– Ну? Ну?

– Баранки гну! И Люба-то в школе донесла про куличи. И был страшный скандал, разбирательство, меня чуть из школы не исключили… Мама моя плакала, на Матильду ругалась: «Ты, девочке жизнь сгубишь!» А Матильда все равно считала, что грех скрываться – только съехала от нас – комнатку себе маленькую снимала. А я к Матильде любила то и дело в гости бегать. А у нас же в бараке всегда шумно было – братья, соседи… Я так любила к Матильде приходить с книжечкой – сижу, читаю, а Матильда мне все про старую жизнь, про Минусинск, про свой дом на берегу Енисея рассказывает… Матильда почему-то каялась и винила себя в том, что вообще революция произошла – говорила: вот, это я виновата во всем – это по моим грехам переворот в стране случился – потому что в грех впала с прохиндеем этим Севастьяном, роман закрутила, невенчанная с ним жила. На мужа-то, поляка, с которым Матильда венчана была, по законному православному обряду, похоронки еще не было, он без вести пропавшим считался, когда Севастьян появился. А еще Матильда, почему-то очень верила – какое-то у нее видение было – что есть какая-то икона в Польше, чудотворная, и что если она к ней когда-нибудь приложится, то советская власть кончится…

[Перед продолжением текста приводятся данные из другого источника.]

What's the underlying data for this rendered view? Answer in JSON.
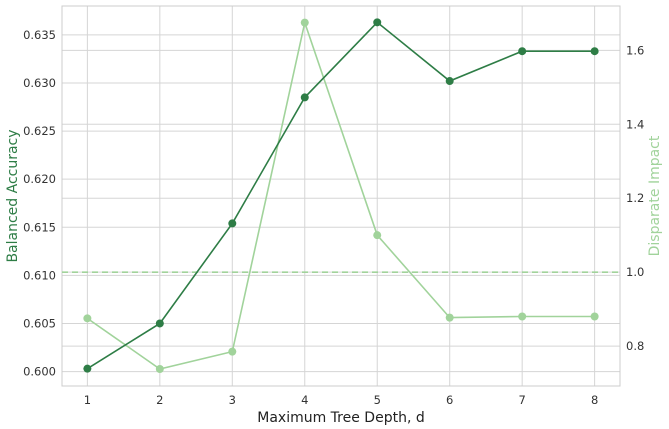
{
  "chart_data": {
    "type": "line",
    "title": "",
    "xlabel": "Maximum Tree Depth, d",
    "ylabel": "Balanced Accuracy",
    "y2label": "Disparate Impact",
    "x": [
      1,
      2,
      3,
      4,
      5,
      6,
      7,
      8
    ],
    "xlim": [
      0.65,
      8.35
    ],
    "ylim": [
      0.5985,
      0.638
    ],
    "y2lim": [
      0.692,
      1.72
    ],
    "yticks": [
      0.6,
      0.605,
      0.61,
      0.615,
      0.62,
      0.625,
      0.63,
      0.635
    ],
    "ytick_labels": [
      "0.600",
      "0.605",
      "0.610",
      "0.615",
      "0.620",
      "0.625",
      "0.630",
      "0.635"
    ],
    "y2ticks": [
      0.8,
      1.0,
      1.2,
      1.4,
      1.6
    ],
    "y2tick_labels": [
      "0.8",
      "1.0",
      "1.2",
      "1.4",
      "1.6"
    ],
    "grid": true,
    "series": [
      {
        "axis": "left",
        "color": "#2e7d46",
        "values": [
          0.6003,
          0.605,
          0.6154,
          0.6285,
          0.6363,
          0.6302,
          0.6333,
          0.6333
        ]
      },
      {
        "axis": "right",
        "color": "#a1d39b",
        "values": [
          0.875,
          0.738,
          0.785,
          1.675,
          1.1,
          0.877,
          0.88,
          0.88
        ]
      }
    ],
    "reference_line": {
      "axis": "right",
      "value": 1.0,
      "style": "dashed",
      "color": "#a1d39b"
    }
  }
}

– Как? Как называется икона? – аж задрожала от нетерпения узнать рецепт Елена. – Ну пожалуйста! Вспомни!

– Да не помню я Ленка! Разве ж теперь уж упомнишь все эти Матильдины сказки, которые она мне там наговорила, пока я книжечку читала… Какое-то непроизносимое трудное сочетание каких-то согласных… Ну, знаешь, на польском… Чешуще-щебечущих каких-то.

– Мамочка! Ну вспомни! Это ведь очень важно! – умоляла Елена. – Мы ведь должны немедленно что-то предпринять, если ты вспомнишь!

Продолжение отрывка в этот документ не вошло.